When the water reaches my sump it hits a filter bag filled with carbon, this reduces the amount of bubbles, saltwater spray and keeps the carbon moving. It also catches detritus which is important when you have a bare bottomed aquarium. In the sump I also have my phosban reactor, a glass thermometer, heater, skimmer, and a Mag 5 return pump that is hooked up to a SCWD. It is essential that I keep a nice quite system so by resting my overflow line and my return line on sponges it keeps down any hum or noise that may develop. I also have installed a smaller piece of tubing on my overflow line to keep out air pockets.
I currently use an Aqua C Remora protien skimmer (not the best but it does the job). It is a hang on back or hang on tank type of skimmer. It works equally as well on the sump or on the main display tank. I prefer to have as much room in my main tank for fish and corals and for aesthetics, so it is placed in the sump. The return of the skimmer pours out onto a plastic knitting sheet, If you have never seen one it is white plastic with openings about this [ ] big all throughout the sheet. This helps the water from splashing and aerates it at the same time. This plastic knitting sheet is placed in a tupperware container that is drilled with holes. I also have a bag of Purigen in the tupperware container so that when the water from the skimmer flows onto the plastic knitting sheet it goes right over the bag, keeping the Purigen moving.
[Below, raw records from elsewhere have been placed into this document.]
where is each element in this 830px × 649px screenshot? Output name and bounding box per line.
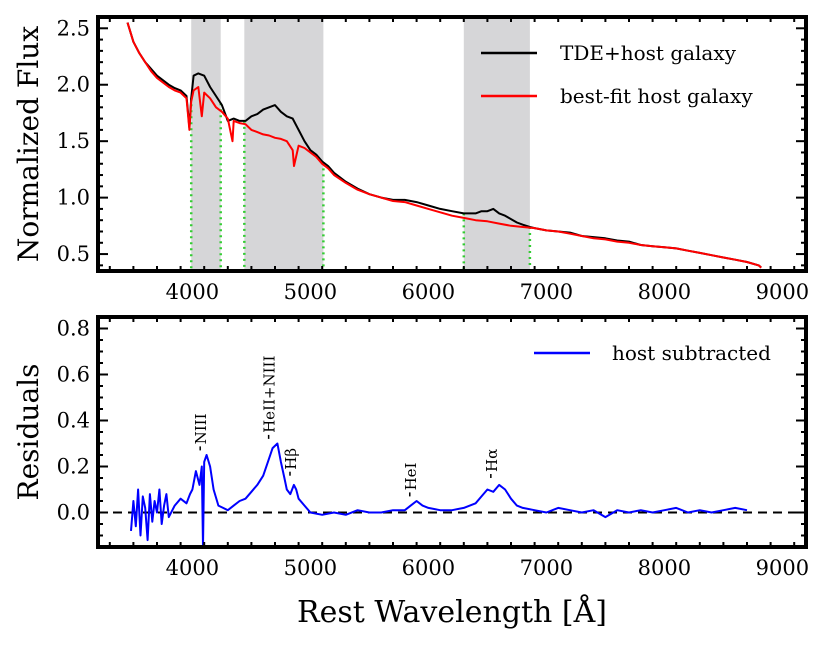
x-tick-label: 4000 [166,280,219,304]
y-tick-label: 0.5 [57,242,90,266]
legend-label-host-subtracted: host subtracted [612,341,771,365]
x-tick-label: 7000 [520,556,573,580]
bottom-legend: host subtracted [534,341,771,365]
shaded-region-1 [191,17,221,271]
shaded-region-3 [463,17,530,271]
y-tick-label: 0.0 [57,501,90,525]
line-label-h: Hα [483,449,501,472]
line-label-hei: HeI [402,462,420,490]
y-tick-label: 0.8 [57,317,90,341]
x-tick-label: 5000 [284,556,337,580]
y-tick-label: 2.5 [57,16,90,40]
x-axis-title: Rest Wavelength [Å] [297,594,607,630]
series-host-subtracted [130,442,748,547]
x-tick-label: 6000 [402,280,455,304]
shaded-regions [191,17,530,271]
bottom-y-ticks: 0.0 0.2 0.4 0.6 0.8 [57,316,806,537]
series-best-fit-host-galaxy [126,22,762,269]
top-plot-frame [96,15,808,273]
top-y-ticks: 0.5 1.0 1.5 2.0 2.5 [57,16,806,267]
bottom-x-ticks: 4000 5000 6000 7000 8000 9000 [108,317,809,580]
top-x-ticks: 4000 5000 6000 7000 8000 9000 [108,17,809,304]
y-tick-label: 1.5 [57,129,90,153]
x-tick-label: 6000 [402,556,455,580]
x-tick-label: 8000 [638,280,691,304]
top-series-group [126,22,762,269]
line-label-niii: NIII [192,413,210,444]
top-panel: 4000 5000 6000 7000 8000 9000 0.5 1.0 1.5 2.0 2.5… [12,15,809,304]
top-legend: TDE+host galaxy best-fit host galaxy [481,41,753,108]
bottom-y-axis-title: Residuals [12,364,45,501]
x-tick-label: 9000 [756,280,809,304]
x-tick-label: 4000 [166,556,219,580]
shaded-region-2 [244,17,324,271]
legend-label-best-fit-host: best-fit host galaxy [560,84,753,108]
y-tick-label: 0.6 [57,363,90,387]
line-label-heii-niii: HeII+NIII [261,356,279,433]
x-tick-label: 8000 [638,556,691,580]
x-tick-label: 9000 [756,556,809,580]
x-tick-label: 7000 [520,280,573,304]
top-y-axis-title: Normalized Flux [12,26,45,262]
x-tick-label: 5000 [284,280,337,304]
bottom-series-group [130,442,748,547]
y-tick-label: 0.2 [57,455,90,479]
y-tick-label: 0.4 [57,409,90,433]
y-tick-label: 1.0 [57,186,90,210]
y-tick-label: 2.0 [57,73,90,97]
region-boundary-lines [189,98,532,271]
line-label-h: Hβ [282,448,300,470]
legend-label-tde-host: TDE+host galaxy [560,41,737,65]
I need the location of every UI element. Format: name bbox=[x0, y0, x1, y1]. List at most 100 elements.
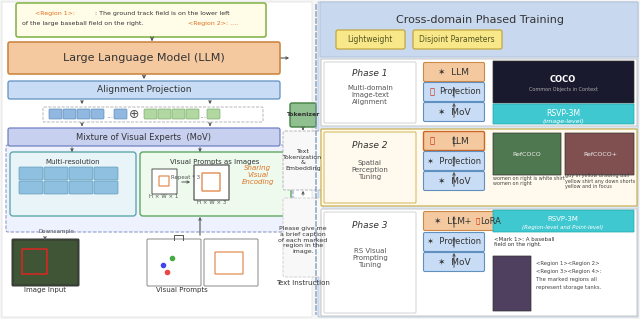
Text: ✶  LLM: ✶ LLM bbox=[438, 68, 470, 77]
Text: Visual Prompts as Images: Visual Prompts as Images bbox=[170, 159, 260, 165]
Text: (image-level): (image-level) bbox=[542, 120, 584, 124]
FancyBboxPatch shape bbox=[207, 109, 220, 119]
Text: COCO: COCO bbox=[550, 76, 576, 85]
FancyBboxPatch shape bbox=[140, 152, 291, 216]
Text: <Region 1><Region 2>: <Region 1><Region 2> bbox=[536, 262, 600, 266]
FancyBboxPatch shape bbox=[324, 62, 416, 123]
FancyBboxPatch shape bbox=[144, 109, 157, 119]
FancyBboxPatch shape bbox=[565, 133, 634, 175]
FancyBboxPatch shape bbox=[204, 239, 258, 286]
Text: Disjoint Parameters: Disjoint Parameters bbox=[419, 34, 495, 43]
FancyBboxPatch shape bbox=[321, 129, 637, 206]
FancyBboxPatch shape bbox=[49, 109, 62, 119]
FancyBboxPatch shape bbox=[413, 30, 502, 49]
FancyBboxPatch shape bbox=[6, 145, 293, 232]
Text: LoRA: LoRA bbox=[481, 217, 501, 226]
FancyBboxPatch shape bbox=[424, 83, 484, 101]
FancyBboxPatch shape bbox=[114, 109, 127, 119]
Text: Lightweight: Lightweight bbox=[348, 34, 393, 43]
FancyBboxPatch shape bbox=[424, 172, 484, 190]
FancyBboxPatch shape bbox=[63, 109, 76, 119]
FancyBboxPatch shape bbox=[424, 131, 484, 151]
Text: Text
Tokenization
&
Embedding: Text Tokenization & Embedding bbox=[284, 149, 323, 171]
Text: women on right is white shirt
women on right: women on right is white shirt women on r… bbox=[493, 175, 565, 186]
FancyBboxPatch shape bbox=[424, 152, 484, 170]
FancyBboxPatch shape bbox=[290, 103, 316, 127]
Text: RSVP-3M: RSVP-3M bbox=[546, 109, 580, 118]
Text: Common Objects in Context: Common Objects in Context bbox=[529, 87, 597, 93]
FancyBboxPatch shape bbox=[69, 181, 93, 194]
Text: <Region 2>: ....: <Region 2>: .... bbox=[188, 21, 238, 26]
FancyBboxPatch shape bbox=[324, 212, 416, 313]
FancyBboxPatch shape bbox=[8, 42, 280, 74]
Text: Repeat * 3: Repeat * 3 bbox=[172, 175, 200, 181]
Text: RS Visual
Prompting
Tuning: RS Visual Prompting Tuning bbox=[352, 248, 388, 268]
FancyBboxPatch shape bbox=[94, 181, 118, 194]
Text: of the large baseball field on the right.: of the large baseball field on the right… bbox=[22, 21, 143, 26]
Text: Phase 2: Phase 2 bbox=[352, 140, 388, 150]
FancyBboxPatch shape bbox=[424, 63, 484, 81]
Text: (Region-level and Point-level): (Region-level and Point-level) bbox=[522, 225, 604, 229]
FancyBboxPatch shape bbox=[44, 167, 68, 180]
Text: ✶  MoV: ✶ MoV bbox=[438, 257, 470, 266]
FancyBboxPatch shape bbox=[69, 167, 93, 180]
FancyBboxPatch shape bbox=[194, 165, 229, 200]
Text: RSVP-3M: RSVP-3M bbox=[548, 216, 579, 222]
FancyBboxPatch shape bbox=[12, 239, 79, 286]
FancyBboxPatch shape bbox=[44, 181, 68, 194]
Text: Spatial
Perception
Tuning: Spatial Perception Tuning bbox=[351, 160, 388, 180]
Text: Image Input: Image Input bbox=[24, 287, 66, 293]
FancyBboxPatch shape bbox=[13, 240, 78, 285]
Text: ✶  LLM: ✶ LLM bbox=[435, 217, 465, 226]
Text: 🔥: 🔥 bbox=[476, 218, 480, 224]
FancyBboxPatch shape bbox=[283, 198, 323, 277]
Text: The marked regions all: The marked regions all bbox=[536, 278, 597, 283]
Text: Visual Prompts: Visual Prompts bbox=[156, 287, 208, 293]
Text: <Region 1>:: <Region 1>: bbox=[35, 11, 75, 17]
FancyBboxPatch shape bbox=[321, 209, 637, 316]
Text: : The ground track field is on the lower left: : The ground track field is on the lower… bbox=[95, 11, 230, 17]
FancyBboxPatch shape bbox=[324, 132, 416, 203]
FancyBboxPatch shape bbox=[336, 30, 405, 49]
Text: H × W × 1: H × W × 1 bbox=[149, 195, 179, 199]
Text: Phase 3: Phase 3 bbox=[352, 220, 388, 229]
FancyBboxPatch shape bbox=[424, 253, 484, 271]
FancyBboxPatch shape bbox=[91, 109, 104, 119]
Text: RefCOCO+: RefCOCO+ bbox=[583, 152, 617, 158]
Text: Downsample: Downsample bbox=[38, 229, 74, 234]
Text: H × W × 3: H × W × 3 bbox=[197, 201, 227, 205]
Text: <Region 3><Region 4>:: <Region 3><Region 4>: bbox=[536, 270, 601, 275]
FancyBboxPatch shape bbox=[424, 211, 506, 231]
Text: Mixture of Visual Experts  (MoV): Mixture of Visual Experts (MoV) bbox=[77, 132, 211, 142]
Text: Multi-domain
Image-text
Alignment: Multi-domain Image-text Alignment bbox=[347, 85, 393, 105]
Text: 🔥: 🔥 bbox=[429, 87, 435, 97]
Text: Alignment Projection: Alignment Projection bbox=[97, 85, 191, 94]
FancyBboxPatch shape bbox=[493, 61, 634, 103]
FancyBboxPatch shape bbox=[19, 167, 43, 180]
FancyBboxPatch shape bbox=[424, 102, 484, 122]
Text: Projection: Projection bbox=[439, 87, 481, 97]
Text: <Mark 1>: A baseball
field on the right.: <Mark 1>: A baseball field on the right. bbox=[494, 237, 554, 248]
Text: Cross-domain Phased Training: Cross-domain Phased Training bbox=[396, 15, 564, 25]
Text: 🔥: 🔥 bbox=[429, 137, 435, 145]
FancyBboxPatch shape bbox=[147, 239, 201, 286]
Text: +: + bbox=[462, 217, 474, 226]
Text: ⊕: ⊕ bbox=[129, 108, 140, 122]
FancyBboxPatch shape bbox=[493, 133, 561, 175]
FancyBboxPatch shape bbox=[10, 152, 136, 216]
FancyBboxPatch shape bbox=[2, 2, 312, 317]
FancyBboxPatch shape bbox=[318, 2, 638, 317]
Text: ✶  MoV: ✶ MoV bbox=[438, 176, 470, 186]
FancyBboxPatch shape bbox=[283, 131, 323, 190]
Text: Multi-resolution: Multi-resolution bbox=[45, 159, 100, 165]
Text: Large Language Model (LLM): Large Language Model (LLM) bbox=[63, 53, 225, 63]
FancyBboxPatch shape bbox=[424, 233, 484, 251]
FancyBboxPatch shape bbox=[8, 81, 280, 99]
FancyBboxPatch shape bbox=[172, 109, 185, 119]
Text: ...: ... bbox=[200, 110, 207, 120]
Text: LLM: LLM bbox=[451, 137, 469, 145]
FancyBboxPatch shape bbox=[493, 256, 531, 311]
FancyBboxPatch shape bbox=[19, 181, 43, 194]
Text: Phase 1: Phase 1 bbox=[352, 70, 388, 78]
Text: ✶  MoV: ✶ MoV bbox=[438, 108, 470, 116]
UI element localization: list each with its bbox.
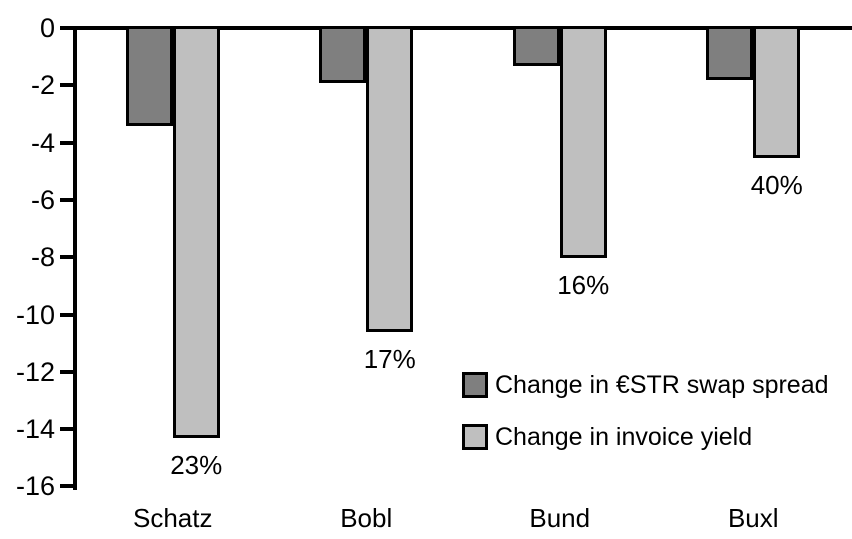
x-axis-category-label: Bobl	[340, 503, 393, 533]
legend-item-swap-spread: Change in €STR swap spread	[462, 372, 829, 398]
bar-value-label: 23%	[170, 450, 223, 480]
legend-label-swap-spread: Change in €STR swap spread	[495, 371, 829, 399]
bar-buxl-series-0	[706, 26, 754, 80]
bar-value-label: 16%	[557, 270, 610, 300]
bar-schatz-series-1	[172, 26, 220, 438]
y-axis-line	[73, 26, 77, 491]
legend-item-invoice-yield: Change in invoice yield	[462, 424, 829, 450]
bar-bobl-series-1	[366, 26, 414, 332]
y-axis-tick	[60, 83, 73, 88]
y-axis-tick-label: -6	[30, 184, 55, 215]
y-axis-tick	[60, 26, 73, 30]
y-axis-tick	[60, 255, 73, 260]
bar-buxl-series-1	[753, 26, 801, 158]
x-axis-line	[65, 26, 852, 30]
bar-value-label: 40%	[750, 170, 803, 200]
y-axis-tick	[60, 369, 73, 374]
legend-swatch-swap-spread-icon	[462, 372, 488, 398]
y-axis-tick-label: -2	[30, 70, 55, 101]
bar-bund-series-1	[559, 26, 607, 258]
legend-swatch-invoice-yield-icon	[462, 424, 488, 450]
y-axis-tick-label: -10	[15, 299, 55, 330]
bar-value-label: 17%	[363, 344, 416, 374]
y-axis-tick-label: -14	[15, 414, 55, 445]
legend-label-invoice-yield: Change in invoice yield	[495, 423, 753, 451]
bar-bund-series-0	[512, 26, 560, 66]
bar-bobl-series-0	[319, 26, 367, 83]
y-axis-tick	[60, 197, 73, 202]
y-axis-tick	[60, 140, 73, 145]
bar-schatz-series-0	[125, 26, 173, 126]
y-axis-tick-label: -16	[15, 471, 55, 502]
y-axis-tick	[60, 312, 73, 317]
y-axis-tick	[60, 427, 73, 432]
legend: Change in €STR swap spread Change in inv…	[462, 372, 829, 476]
y-axis-tick-label: -4	[30, 127, 55, 158]
x-axis-category-label: Bund	[529, 503, 591, 533]
y-axis-tick-label: -12	[15, 356, 55, 387]
y-axis-tick-label: 0	[39, 13, 55, 43]
y-axis-tick	[60, 484, 73, 489]
x-axis-category-label: Schatz	[133, 503, 213, 533]
x-axis-category-label: Buxl	[727, 503, 779, 533]
y-axis-tick-label: -8	[30, 242, 55, 273]
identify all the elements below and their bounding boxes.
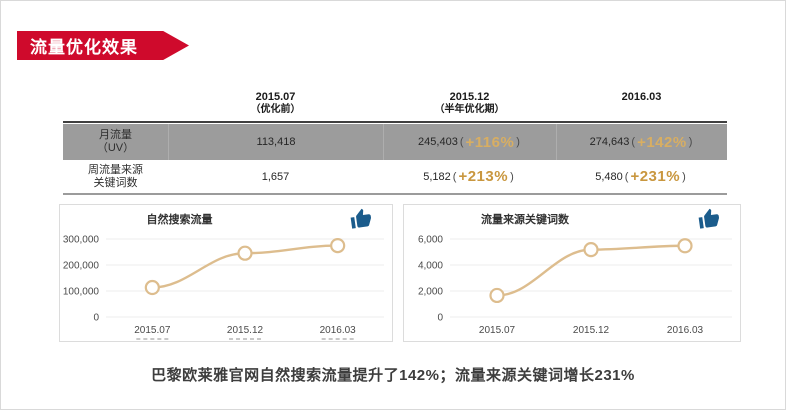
table-cell: 113,418 — [168, 124, 383, 160]
table-cell: 5,480 ( +231% ) — [556, 160, 727, 193]
cell-percent: +142% — [637, 133, 687, 151]
row-label: 月流量 （UV） — [63, 129, 168, 155]
row-label-line2: 关键词数 — [93, 176, 138, 189]
paren-close: ) — [510, 170, 514, 183]
chart-title: 自然搜索流量 — [146, 214, 213, 226]
svg-text:2016.03: 2016.03 — [320, 325, 357, 336]
cell-value: 5,480 — [595, 170, 623, 183]
cell-value: 113,418 — [256, 136, 296, 148]
table-cell: 5,182 ( +213% ) — [383, 160, 556, 193]
paren-close: ) — [682, 170, 686, 183]
header-line1: 2015.07 — [255, 91, 296, 103]
header-line1: 2016.03 — [621, 91, 662, 103]
cell-percent: +231% — [630, 168, 681, 185]
thumbs-up-icon — [349, 207, 374, 232]
row-label-line2: （UV） — [96, 142, 135, 154]
cell-value: 274,643 — [589, 136, 630, 148]
table-header-2016-03: 2016.03 — [556, 89, 727, 121]
cell-value: 5,182 — [423, 170, 451, 183]
svg-text:2015.07: 2015.07 — [134, 325, 171, 336]
line-chart-organic-traffic: 0 100,000 200,000 300,000 2015.07 2015.12 2016… — [63, 235, 384, 340]
paren-close: ) — [516, 136, 520, 148]
paren-open: ( — [459, 136, 464, 148]
chart-panel-keywords: 流量来源关键词数 0 2,000 4,000 6,000 2015.07 2015.12 2… — [403, 204, 741, 342]
table-row-monthly-uv: 月流量 （UV） 113,418 245,403 ( +116% ) 274,6… — [63, 124, 727, 160]
paren-close: ) — [688, 136, 693, 148]
svg-text:100,000: 100,000 — [63, 287, 100, 298]
table-header-2015-07: 2015.07 （优化前） — [168, 89, 383, 121]
thumbs-up-icon — [697, 207, 722, 232]
paren-open: ( — [624, 170, 629, 183]
svg-text:2,000: 2,000 — [418, 287, 443, 298]
table-cell: 245,403 ( +116% ) — [383, 124, 556, 160]
svg-text:2015.12: 2015.12 — [227, 325, 264, 336]
svg-text:2016.03: 2016.03 — [667, 325, 704, 336]
header-line1: 2015.12 — [449, 91, 490, 103]
chart-panel-organic-traffic: 自然搜索流量 0 100,000 200,000 300,000 2015.07 2015… — [59, 204, 393, 342]
svg-text:0: 0 — [93, 313, 99, 324]
table-cell: 274,643 ( +142% ) — [556, 124, 727, 160]
svg-text:2015.07: 2015.07 — [479, 325, 516, 336]
header-line2: （半年优化期） — [434, 104, 505, 115]
svg-text:6,000: 6,000 — [418, 235, 443, 246]
header-line2: （优化前） — [250, 104, 301, 115]
table-cell: 1,657 — [168, 160, 383, 193]
row-label: 周流量来源 关键词数 — [63, 164, 168, 190]
summary-caption: 巴黎欧莱雅官网自然搜索流量提升了142%；流量来源关键词增长231% — [151, 367, 635, 384]
table-header-2015-12: 2015.12 （半年优化期） — [383, 89, 556, 121]
chart-title: 流量来源关键词数 — [480, 214, 569, 226]
metrics-table: 2015.07 （优化前） 2015.12 （半年优化期） 2016.03 月流… — [63, 89, 727, 195]
table-header-empty — [63, 89, 168, 121]
cell-percent: +116% — [465, 133, 515, 151]
paren-open: ( — [631, 136, 636, 148]
cell-value: 1,657 — [261, 170, 290, 183]
svg-text:0: 0 — [437, 313, 443, 324]
svg-text:200,000: 200,000 — [63, 261, 100, 272]
line-chart-keywords: 0 2,000 4,000 6,000 2015.07 2015.12 2016.03 — [418, 235, 732, 336]
row-label-line1: 月流量 — [99, 129, 132, 141]
table-header-row: 2015.07 （优化前） 2015.12 （半年优化期） 2016.03 — [63, 89, 727, 123]
svg-text:4,000: 4,000 — [418, 261, 443, 272]
cell-percent: +213% — [458, 168, 509, 185]
table-row-weekly-keywords: 周流量来源 关键词数 1,657 5,182 ( +213% ) 5,480 (… — [63, 160, 727, 195]
cell-value: 245,403 — [418, 136, 458, 148]
section-banner: 流量优化效果 — [17, 31, 189, 60]
svg-text:300,000: 300,000 — [63, 235, 100, 246]
paren-open: ( — [452, 170, 457, 183]
page-title: 流量优化效果 — [30, 38, 138, 57]
row-label-line1: 周流量来源 — [88, 163, 143, 176]
svg-text:2015.12: 2015.12 — [573, 325, 610, 336]
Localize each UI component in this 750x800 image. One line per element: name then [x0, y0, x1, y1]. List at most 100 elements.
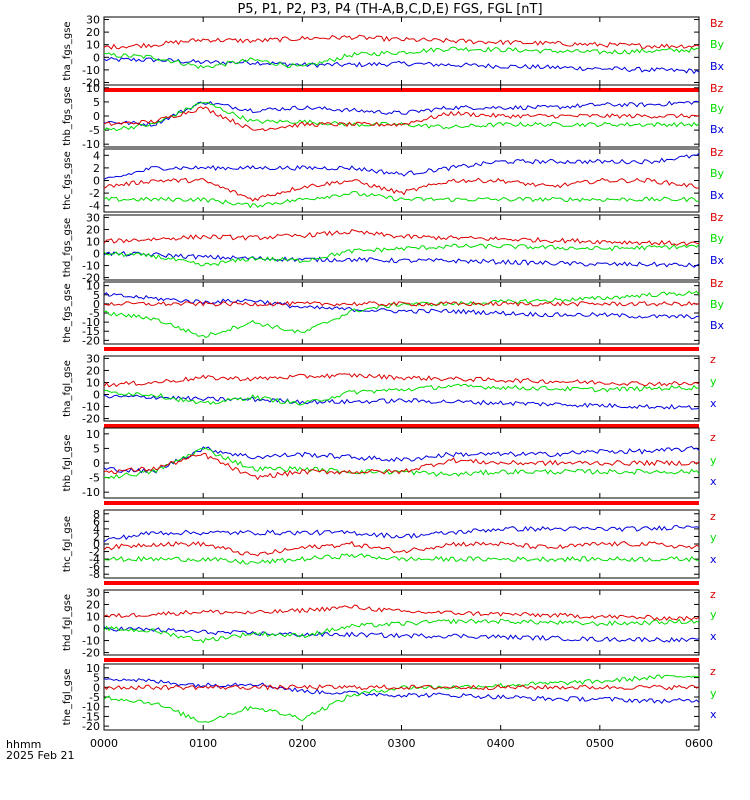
footer-unit: hhmm	[6, 738, 41, 751]
y-axis-label: the_fgl_gse	[62, 669, 73, 726]
legend-By: By	[710, 167, 725, 180]
y-tick-label: 10	[86, 610, 100, 623]
y-tick-label: -20	[82, 647, 100, 660]
legend-Bx: Bx	[710, 319, 725, 332]
y-tick-label: 10	[86, 428, 100, 441]
series-line-z	[103, 452, 700, 481]
y-tick-label: -6	[89, 561, 100, 574]
y-tick-label: 4	[93, 523, 100, 536]
y-tick-label: 30	[86, 352, 100, 365]
y-tick-label: -10	[82, 635, 100, 648]
y-tick-label: -15	[82, 325, 100, 338]
y-tick-label: -10	[82, 316, 100, 329]
series-line-Bx	[103, 152, 700, 180]
y-tick-label: 2	[93, 162, 100, 175]
series-line-Bz	[103, 228, 700, 247]
y-tick-label: 10	[86, 39, 100, 52]
y-tick-label: 30	[86, 586, 100, 599]
legend-Bz: Bz	[710, 82, 724, 95]
y-axis-label: thc_fgl_gse	[62, 516, 73, 572]
legend-y: y	[710, 375, 717, 388]
y-tick-label: -4	[89, 200, 100, 213]
series-line-By	[103, 101, 700, 132]
y-tick-label: 20	[86, 598, 100, 611]
y-tick-label: -5	[89, 307, 100, 320]
legend-Bx: Bx	[710, 60, 725, 73]
panel-thb_fgl_gse: 105 0 -5-10 thb_fgl_gse zyx	[62, 427, 717, 505]
legend-z: z	[710, 665, 716, 678]
y-tick-label: -20	[82, 76, 100, 89]
legend-z: z	[710, 588, 716, 601]
legend-Bz: Bz	[710, 17, 724, 30]
y-tick-label: -4	[89, 553, 100, 566]
series-line-By	[103, 243, 700, 267]
y-tick-label: 2	[93, 530, 100, 543]
x-tick-label: 0600	[685, 737, 713, 750]
legend-y: y	[710, 454, 717, 467]
y-tick-label: 0	[93, 175, 100, 188]
y-tick-label: 20	[86, 26, 100, 39]
series-line-x	[103, 626, 700, 643]
footer-date: 2025 Feb 21	[6, 749, 74, 762]
series-line-Bz	[103, 106, 700, 132]
legend-y: y	[710, 687, 717, 700]
legend-Bz: Bz	[710, 211, 724, 224]
y-tick-label: -20	[82, 272, 100, 285]
x-tick-label: 0500	[586, 737, 614, 750]
quality-flag-bar	[104, 658, 699, 662]
quality-flag-bar	[104, 501, 699, 505]
y-tick-label: 0	[93, 51, 100, 64]
y-tick-label: -20	[82, 413, 100, 426]
y-tick-label: 5	[93, 289, 100, 302]
y-tick-label: 20	[86, 223, 100, 236]
series-line-Bx	[103, 251, 700, 268]
series-line-Bz	[103, 177, 700, 202]
legend-x: x	[710, 475, 717, 488]
series-line-y	[103, 618, 700, 644]
y-tick-label: 6	[93, 515, 100, 528]
y-tick-label: -5	[89, 691, 100, 704]
y-tick-label: 0	[93, 110, 100, 123]
legend-y: y	[710, 608, 717, 621]
panel-frame	[103, 427, 700, 499]
x-tick-label: 0000	[90, 737, 118, 750]
legend-By: By	[710, 298, 725, 311]
series-line-y	[103, 674, 700, 723]
y-tick-label: 10	[86, 235, 100, 248]
legend-Bx: Bx	[710, 254, 725, 267]
x-tick-label: 0400	[487, 737, 515, 750]
y-tick-label: -10	[82, 401, 100, 414]
legend-By: By	[710, 38, 725, 51]
series-line-Bz	[103, 300, 700, 307]
y-tick-label: 8	[93, 508, 100, 521]
legend-x: x	[710, 397, 717, 410]
y-tick-label: -5	[89, 472, 100, 485]
y-tick-label: -10	[82, 486, 100, 499]
y-tick-label: 0	[93, 538, 100, 551]
y-axis-label: thb_fgs_gse	[62, 86, 73, 145]
panel-frame	[103, 281, 700, 345]
series-line-x	[103, 445, 700, 474]
quality-flag-bar	[104, 347, 699, 351]
legend-z: z	[710, 431, 716, 444]
panel-frame	[103, 589, 700, 656]
y-axis-label: thc_fgs_gse	[62, 151, 73, 210]
y-tick-label: -20	[82, 334, 100, 347]
legend-By: By	[710, 232, 725, 245]
series-line-By	[103, 290, 700, 338]
y-tick-label: 0	[93, 248, 100, 261]
y-axis-label: tha_fgl_gse	[62, 360, 73, 417]
figure-title: P5, P1, P2, P3, P4 (TH-A,B,C,D,E) FGS, F…	[237, 2, 542, 17]
y-tick-label: 0	[93, 298, 100, 311]
legend-x: x	[710, 630, 717, 643]
y-tick-label: -5	[89, 124, 100, 137]
y-tick-label: 10	[86, 82, 100, 95]
y-tick-label: 0	[93, 457, 100, 470]
series-line-z	[103, 373, 700, 388]
y-tick-label: 30	[86, 211, 100, 224]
Overflow Rating vs Return Pump
The return as I mentioned before is a Mag Drive 5 pump that has a Max gph of 500. My CPR overflow box is a cs50 which has an overflow rating of 300 gph, this means that when the CPR overflow box exceeds 300gph it overflows the box and you have a nice saltwater enhanced floor .
So then how do I get away from using a 500gph return pump? Since the Mag Drive pump pushes water through a SCWD it causes a small amount of friction and the water losses some of its momentum. The Mag Drive also has a head loss when pumping water straight up, At four feet the Mag Drive only pumps 310 gph. As the water reaches the top of the tank there is a little more friction as the water is pushed out of two directional U-Tubes. When all is said and done I estimate that the pump eventually pushes 290gph or a little less.